There are many power resistor technologies available but the most common are Wirewound and Thick Film. Other resistor technologies tend to be reserved for specialist applications
Power Resistor Design Considerations
For any resistor technology, the four main design considerations are:
-The resistor power handling capability
-The change in the resistance value over time
-The change in the resistance value with temperature
For power resistors, the resistor power handling capability and the impact of temperature are of particular concern. The materials and methods used to construct the resistor have a direct impact on its long-term performance and stability.

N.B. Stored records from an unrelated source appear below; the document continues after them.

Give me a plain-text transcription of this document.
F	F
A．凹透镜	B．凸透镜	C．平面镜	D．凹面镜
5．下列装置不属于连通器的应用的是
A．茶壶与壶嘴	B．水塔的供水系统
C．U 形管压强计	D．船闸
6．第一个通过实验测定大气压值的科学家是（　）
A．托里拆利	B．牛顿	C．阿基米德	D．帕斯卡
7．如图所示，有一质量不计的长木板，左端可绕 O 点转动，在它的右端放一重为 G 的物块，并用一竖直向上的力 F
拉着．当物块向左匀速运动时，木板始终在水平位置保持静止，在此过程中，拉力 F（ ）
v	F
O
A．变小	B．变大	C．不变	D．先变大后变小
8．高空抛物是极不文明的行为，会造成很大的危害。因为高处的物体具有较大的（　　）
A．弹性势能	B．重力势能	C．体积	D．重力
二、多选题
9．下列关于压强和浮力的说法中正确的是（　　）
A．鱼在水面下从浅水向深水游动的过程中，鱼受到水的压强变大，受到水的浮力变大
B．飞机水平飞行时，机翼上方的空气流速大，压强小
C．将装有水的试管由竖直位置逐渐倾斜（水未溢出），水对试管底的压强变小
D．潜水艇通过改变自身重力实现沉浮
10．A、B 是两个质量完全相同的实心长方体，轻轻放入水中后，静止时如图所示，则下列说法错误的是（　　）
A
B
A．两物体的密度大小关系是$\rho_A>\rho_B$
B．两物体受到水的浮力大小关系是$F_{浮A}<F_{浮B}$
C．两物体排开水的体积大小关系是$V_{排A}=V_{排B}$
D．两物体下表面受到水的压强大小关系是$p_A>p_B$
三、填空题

Total resistance is determined by the resistivity of the resistor material, and the resistor track length, width and thickness. The resistor material for thick film power resistors is the resistor film and for wirewound the resistor wire material itself. Choice of this material is critical as there are obvious limitations associated with resistor length, width and thickness. The long term stability of the resistor material and the impact of temperature are also key considerations.
Temperature effects can degrade the power resistor performance or, in extreme cases, cause resistor failure and require careful consideration. In the thick film example, temperature effects can be minimised by choosing an appropriate substrate material of a suitable thickness. For Wirewound resistors, the wire type and diameter, the core and the construction require careful consideration.
The key advantages of thick film power resistors over Wirewound are smaller size (high resistance density) significantly lower cost (including tooling cost), lower inductance (faster frequency response) and improved thermal management (heat sinking). Thick film technology also facilitates production of resistors with higher resistance values and higher voltage rating than available from Wirewound resistors.
Thick film substrates are robust and able to operate in harsh environments. Tooling costs are relatively low when compared with other technologies with similar performance and the technology has excellent high frequency characteristics.
The major advantage of thick film technology in high power applications is the high thermal conductivity of the ceramic (Alumina) substrate. The characteristics of the substrate material mean it is an excellent match with the aluminium material in heat sinks and it is chemically inert and mechanically stable. The high integration density of the substrate makes it ideal for applications where high power dissipation is required in a small area.
Although Wirewound resistors do offer higher precision (improved tolerance), higher stability and lower values it is often at the expense of much larger footprint and higher inductance than an equivalent thick film device. Any Wirewound resistor is fundamentally a coil of wire (an inductor) and although the choice of material can limit the impact of the high inductance, it remains a major disadvantage. Addressing heat dissipation from any Wirewound resistor is a major issue and often drives the decision to select a thick film power resistor as an alternative.